Nicki - O dia de Cão

Mal estar consigo mesmos
Sem saber o por que
È se encontrar ao alto
De uma montanha
E lá em cima
Querer entender.
Olhares fixados
Somente em uma
Direção, deixando
As pálpebras cheias
Carregadas de ilusão
O corpo que mais parece
Com uma jaca, tenta
Se decompor, mas o que
Sente é mais forte,
Fortíssimo. A dor...

Sentado sobre os pisos velhos e vermelhos da escada, sentido o vento impetuoso bater seu rosto, observa a contradição nos olhos de um cão.
A afobação salta em frente, um tapete verde ao redirecionar os olhos ao do cão, vemos ali grande solidão.
Pobre dele ficara o dia todo preso e insatisfeito de não poder livra-se.
Queria ao mesmo sair e vê se algum amigo o encontrava do lado de lá, às vezes ele fugia e quando voltava, há que desgraça, apanhava e se machucavam, eles não o queriam por lá.
Sentado degraus abaixo, estava ele, olhando fixamente em meus olhos, de vez em quando com a cabeça abaixada e um olhar alto, como aquele quando sente fome tentando se expressar, ei você, preciso me alimentar...
Impaciente anda de um lado ao outro procurando distração, mas não consegue esconder o que sente o coração.
A lucidez do brilho nos seus olhos é visível e também a meia gota de lagrima que fica parada e não cai no chão.
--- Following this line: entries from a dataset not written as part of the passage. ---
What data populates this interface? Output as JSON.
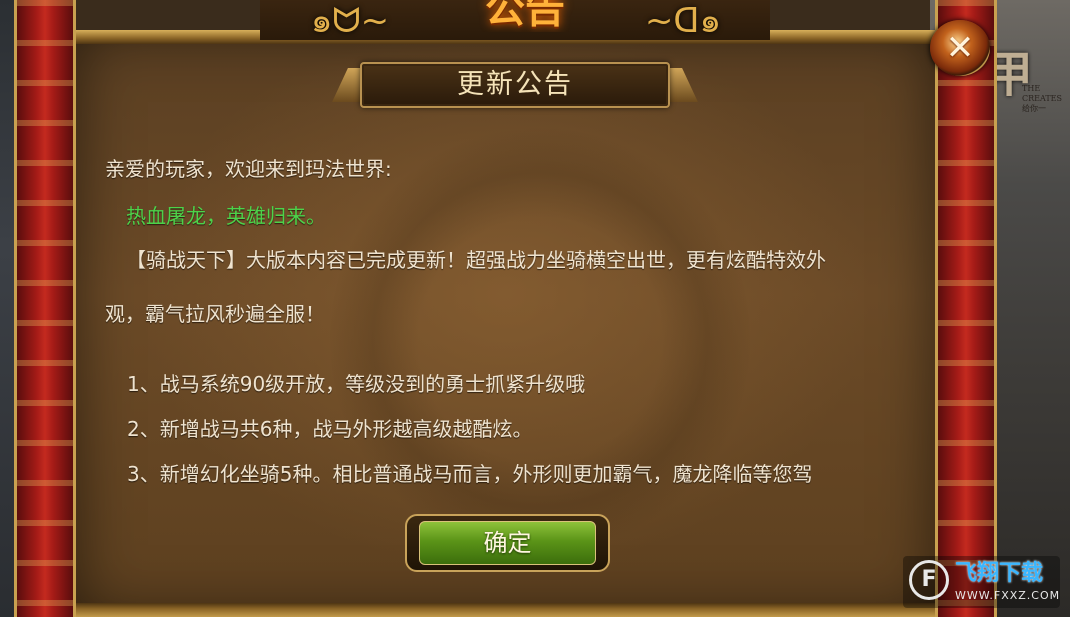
{
  "window": {
    "banner_title": "公告",
    "background_logo_text": "甲传",
    "background_logo_sub_en": "THE CREATES",
    "background_logo_sub_cn": "给你一"
  },
  "dialog": {
    "title": "更新公告",
    "close_label": "✕",
    "greeting": "亲爱的玩家，欢迎来到玛法世界:",
    "slogan": "热血屠龙，英雄归来。",
    "paragraph_line1": "【骑战天下】大版本内容已完成更新！超强战力坐骑横空出世，更有炫酷特效外",
    "paragraph_line2": "观，霸气拉风秒遍全服！",
    "items": [
      "1、战马系统90级开放，等级没到的勇士抓紧升级哦",
      "2、新增战马共6种，战马外形越高级越酷炫。",
      "3、新增幻化坐骑5种。相比普通战马而言，外形则更加霸气，魔龙降临等您驾"
    ],
    "confirm_label": "确定"
  },
  "watermark": {
    "logo_glyph": "F",
    "name": "飞翔下载",
    "url": "WWW.FXXZ.COM"
  },
  "colors": {
    "slogan": "#4dd24a",
    "body_text": "#efe3cf",
    "title_text": "#f5e3b8",
    "banner_text": "#ffb23a",
    "confirm_green": "#5b9418",
    "pillar_red": "#a41b17"
  },
  "icons": {
    "close": "close-icon",
    "dragon_left": "dragon-ornament-icon",
    "dragon_right": "dragon-ornament-icon",
    "watermark_logo": "fxxz-logo-icon"
  }
}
Do nada se ouve seu resmungar, se distrai vendo na rua passar algumas pessoas, latidos altos, com veemência, queria desabafar, suas orelhas sobem e descem feito elevadores. Não sabe o que fazer. Tudo é assim, este fim não acaba é constante, incessante ate o outro dia começar.


O dia Seguinte...

O dia seguinte chega,
E aquela criatura
Na mesma.
Agora seus olhos
Refletiam a insônia
De uma noite
Mal dormida, olhos
Vermelhos e cansados,
Miravam-me abrindo
E fechando feito o
Portão lá no canto.
Deitado no chão
Encosta a cabeça
Nas patas, que ficam
Grudadas, imóveis
Adormece sem ligar
Para o barulho do
Seu coração.


O latido auto daquele cachorrinho querendo atenção, junto ao barulho estrondoso de um coração, vagava de lá pra cá sem ao menos uma resposta a lhe dá.
O ruído ofegante daquela pomba, sozinha, olhando em todas as direções, sente solidão sai a voar buscando um lugar para poder descansar.
Sentado no degrau de frente a escada feita de madeira velha, do lado direito, telhas, baldes e pedaços de madeira encostados na parede do vizinho.
A impaciência daquele cachorro trazia a memória seu estado naquela hora;
Andava... Andava... E não sabia onde estava.